Find out when a function has completed one revolution about the origin I have a function $f(t)$ which returns a 3D coordinate $(x,y,z)$ for every $t$. This corresponds to a celestial body's position in its orbit, so it's somewhat elliptic but it will not be absolutely self-enclosing because there are perturbations.
Given a starting point $t$ I want to figure out how long time $\Delta t$ it takes before the body has completed one revolution around the origin in it's orbital plane.
To make this clear: $f(t)$ is a numeric function, the interpolated solution of a differential equation. I cannot manipulate its analytic form.

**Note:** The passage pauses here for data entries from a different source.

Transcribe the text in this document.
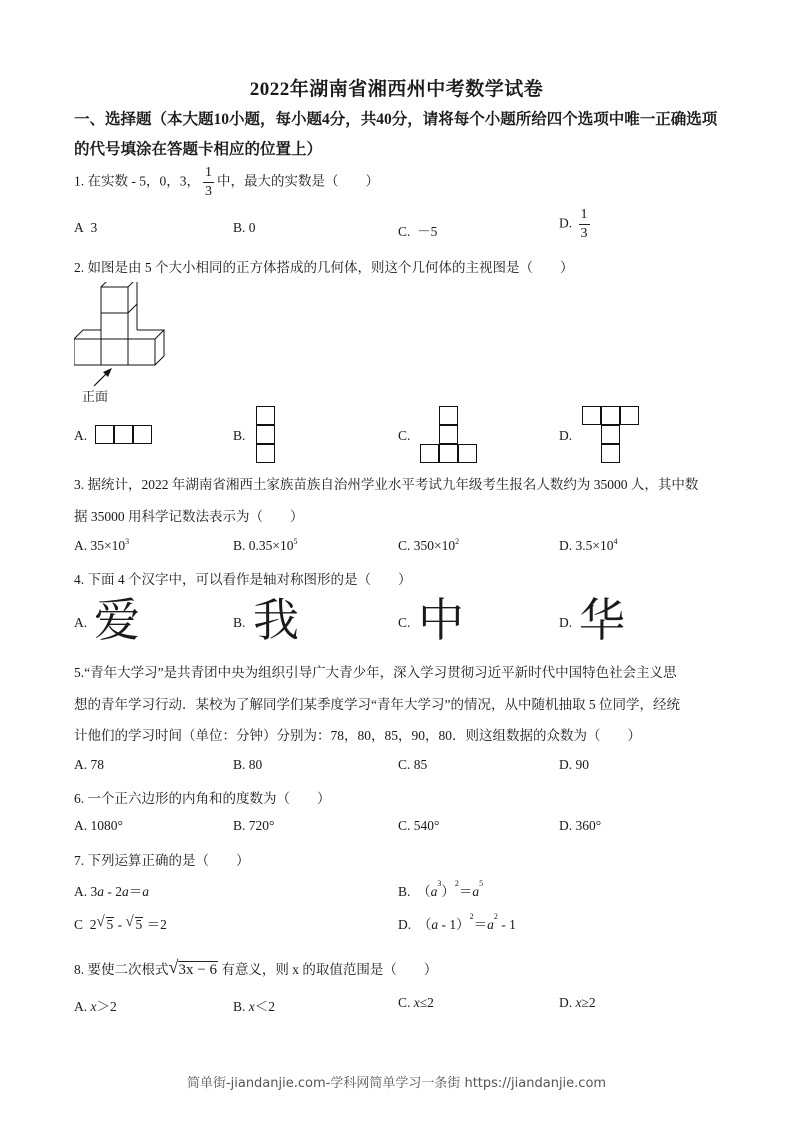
2022年湖南省湘西州中考数学试卷
一、选择题（本大题10小题，每小题4分，共40分，请将每个小题所给四个选项中唯一正确选项的代号填涂在答题卡相应的位置上）
1. 在实数 - 5，0，3， $\frac{1}{3}$ 中，最大的实数是（　　）
A 3	B. 0	C. －5
D. $\frac{1}{3}$
2. 如图是由 5 个大小相同的正方体搭成的几何体，则这个几何体的主视图是（　　）
正面
A.	B.	C.	D.
3. 据统计，2022 年湖南省湘西土家族苗族自治州学业水平考试九年级考生报名人数约为 35000 人，其中数
据 35000 用科学记数法表示为（　　）
A. $35\times 10^3$	B. $0.35\times 10^5$	C. $350\times 10^2$	D. $3.5\times 10^4$
4. 下面 4 个汉字中，可以看作是轴对称图形的是（　　）
A. 爱	B. 我	C. 中	D. 华
5.“青年大学习”是共青团中央为组织引导广大青少年，深入学习贯彻习近平新时代中国特色社会主义思
想的青年学习行动．某校为了解同学们某季度学习“青年大学习”的情况，从中随机抽取 5 位同学，经统
计他们的学习时间（单位：分钟）分别为：78，80，85，90，80．则这组数据的众数为（　　）
A. 78	B. 80	C. 85	D. 90
6. 一个正六边形的内角和的度数为（　　）
A. 1080°	B. 720°	C. 540°	D. 360°
7. 下列运算正确的是（　　）
A. 3a - 2a＝a	B.  $(a^3)^2=a^5$
C  2 √ 5 - √ 5 ＝2	D.  $(a - 1)^2=a^2 - 1$
8. 要使二次根式 √ 3x − 6 有意义，则 x 的取值范围是（　　）
A. x＞2	B. x＜2	C. x≤2	D. x≥2
简单街-jiandanjie.com-学科网简单学习一条街 https://jiandanjie.com
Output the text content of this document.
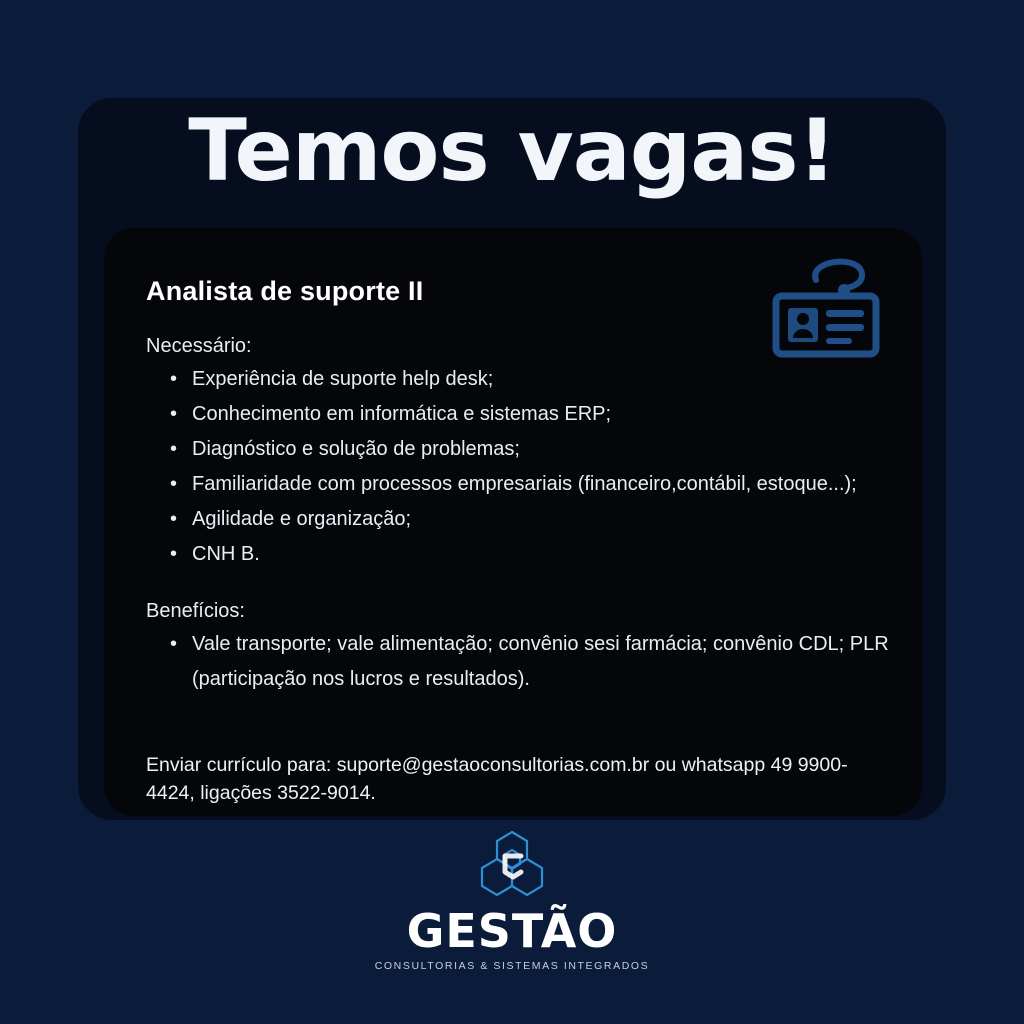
Temos vagas!
Analista de suporte II
Necessário:
• Experiência de suporte help desk;
• Conhecimento em informática e sistemas ERP;
• Diagnóstico e solução de problemas;
• Familiaridade com processos empresariais (financeiro,contábil, estoque...);
• Agilidade e organização;
• CNH B.
Benefícios:
• Vale transporte; vale alimentação; convênio sesi farmácia; convênio CDL; PLR (participação nos lucros e resultados).
Enviar currículo para: suporte@gestaoconsultorias.com.br ou whatsapp 49 9900-4424, ligações 3522-9014.
GESTÃO
CONSULTORIAS & SISTEMAS INTEGRADOS
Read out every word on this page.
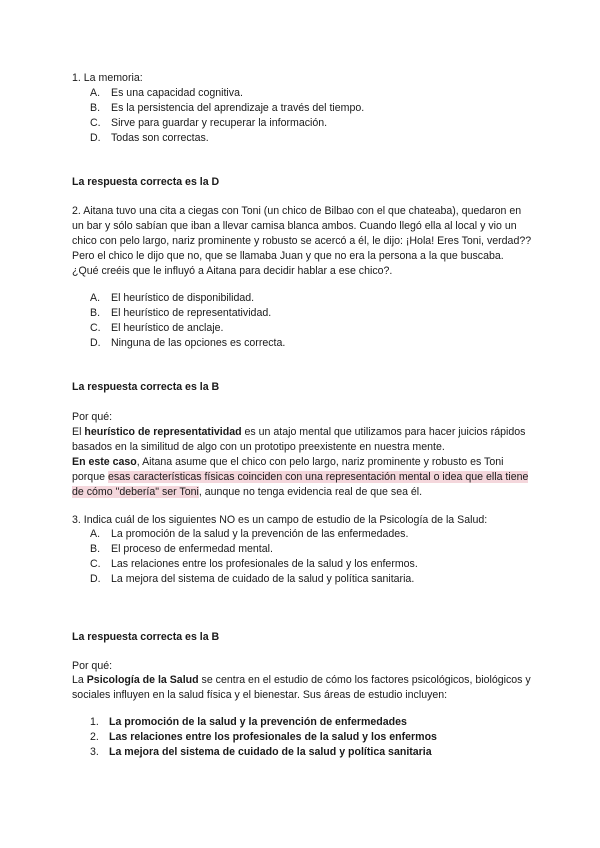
1. La memoria:

A. Es una capacidad cognitiva.
B. Es la persistencia del aprendizaje a través del tiempo.
C. Sirve para guardar y recuperar la información.
D. Todas son correctas.

La respuesta correcta es la D

2. Aitana tuvo una cita a ciegas con Toni (un chico de Bilbao con el que chateaba), quedaron en un bar y sólo sabían que iban a llevar camisa blanca ambos. Cuando llegó ella al local y vio un chico con pelo largo, nariz prominente y robusto se acercó a él, le dijo: ¡Hola! Eres Toni, verdad?? Pero el chico le dijo que no, que se llamaba Juan y que no era la persona a la que buscaba. ¿Qué creéis que le influyó a Aitana para decidir hablar a ese chico?.

A. El heurístico de disponibilidad.
B. El heurístico de representatividad.
C. El heurístico de anclaje.
D. Ninguna de las opciones es correcta.

La respuesta correcta es la B

Por qué:

El heurístico de representatividad es un atajo mental que utilizamos para hacer juicios rápidos basados en la similitud de algo con un prototipo preexistente en nuestra mente.

En este caso, Aitana asume que el chico con pelo largo, nariz prominente y robusto es Toni porque esas características físicas coinciden con una representación mental o idea que ella tiene de cómo "debería" ser Toni, aunque no tenga evidencia real de que sea él.

3. Indica cuál de los siguientes NO es un campo de estudio de la Psicología de la Salud:

A. La promoción de la salud y la prevención de las enfermedades.
B. El proceso de enfermedad mental.
C. Las relaciones entre los profesionales de la salud y los enfermos.
D. La mejora del sistema de cuidado de la salud y política sanitaria.

La respuesta correcta es la B

Por qué:

La Psicología de la Salud se centra en el estudio de cómo los factores psicológicos, biológicos y sociales influyen en la salud física y el bienestar. Sus áreas de estudio incluyen:

1. La promoción de la salud y la prevención de enfermedades
2. Las relaciones entre los profesionales de la salud y los enfermos
3. La mejora del sistema de cuidado de la salud y política sanitaria
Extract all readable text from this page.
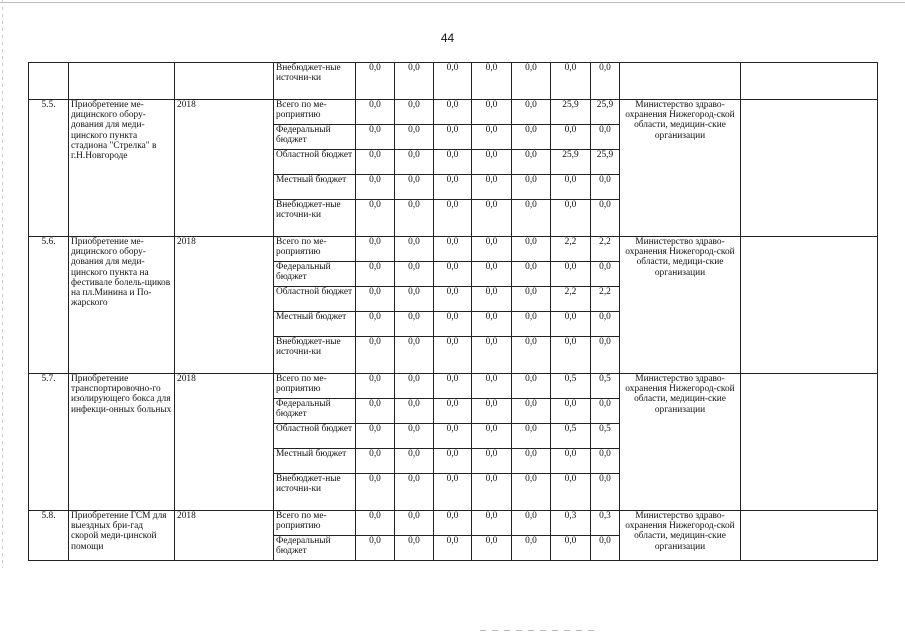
44
			Внебюджет-ные источни-ки	0,0	0,0	0,0	0,0	0,0	0,0	0,0		
5.5.	Приобретение ме-дицинского обору-дования для меди-цинского пункта стадиона "Стрелка" в г.Н.Новгороде	2018	Всего по ме-роприятию	0,0	0,0	0,0	0,0	0,0	25,9	25,9	Министерство здраво-охранения Нижегород-ской области, медицин-ские организации	
			Федеральный бюджет	0,0	0,0	0,0	0,0	0,0	0,0	0,0		
			Областной бюджет	0,0	0,0	0,0	0,0	0,0	25,9	25,9		
			Местный бюджет	0,0	0,0	0,0	0,0	0,0	0,0	0,0		
			Внебюджет-ные источни-ки	0,0	0,0	0,0	0,0	0,0	0,0	0,0		
5.6.	Приобретение ме-дицинского обору-дования для меди-цинского пункта на фестивале болель-щиков на пл.Минина и По-жарского	2018	Всего по ме-роприятию	0,0	0,0	0,0	0,0	0,0	2,2	2,2	Министерство здраво-охранения Нижегород-ской области, медици-ские организации	
			Федеральный бюджет	0,0	0,0	0,0	0,0	0,0	0,0	0,0		
			Областной бюджет	0,0	0,0	0,0	0,0	0,0	2,2	2,2		
			Местный бюджет	0,0	0,0	0,0	0,0	0,0	0,0	0,0		
			Внебюджет-ные источни-ки	0,0	0,0	0,0	0,0	0,0	0,0	0,0		
5.7.	Приобретение транспортировочно-го изолирующего бокса для инфекци-онных больных	2018	Всего по ме-роприятию	0,0	0,0	0,0	0,0	0,0	0,5	0,5	Министерство здраво-охранения Нижегород-ской области, медицин-ские организации	
			Федеральный бюджет	0,0	0,0	0,0	0,0	0,0	0,0	0,0		
			Областной бюджет	0,0	0,0	0,0	0,0	0,0	0,5	0,5		
			Местный бюджет	0,0	0,0	0,0	0,0	0,0	0,0	0,0		
			Внебюджет-ные источни-ки	0,0	0,0	0,0	0,0	0,0	0,0	0,0		
5.8.	Приобретение ГСМ для выездных бри-гад скорой меди-цинской помощи	2018	Всего по ме-роприятию	0,0	0,0	0,0	0,0	0,0	0,3	0,3	Министерство здраво-охранения Нижегород-ской области, медицин-ские организации	
			Федеральный бюджет	0,0	0,0	0,0	0,0	0,0	0,0	0,0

(So far I've tried to apply techniques related to the winding number, as well as trying to use the fact $cos(\theta)=\frac{\mathbf{v_1}\mathbf{v_2}}{v_1 v_2}$ but I haven't succeeded.)
 A: If you pick a plane $P$, you can express $(x,y,z)$ as a vector $u$ within that plane, plus a vector $v$ perpendicular to that plane. You can than translate the vector within that plane to polar coordinates, with the angle of $f(t_0)$ being zero, and wait until the angle has reached $360^\circ$ degrees.
If you don't know which plane the orbit (approximately) lies in, you can re-compute the plane after each time step, always picking the plane the minimizes $\sum |v|^2$ or something like that.
A: If the perturbations are large, the orbit may not even be in one (approximate) plane.  Think of the Ulysses probe, which flew by Jupiter to make a major plane change out of the ecliptic.  In that case it is hard to define one circuit, but maybe the best is to take each short timestep $\Delta t$, calculate the angle traversed as $\frac {v_t}r\Delta t$ (where $v_t$ is the tangential velocity around the origin) and add them up until you reach $2\pi$, calling that one circuit.  This will work fine even if the orbit is (approximately) in one plane.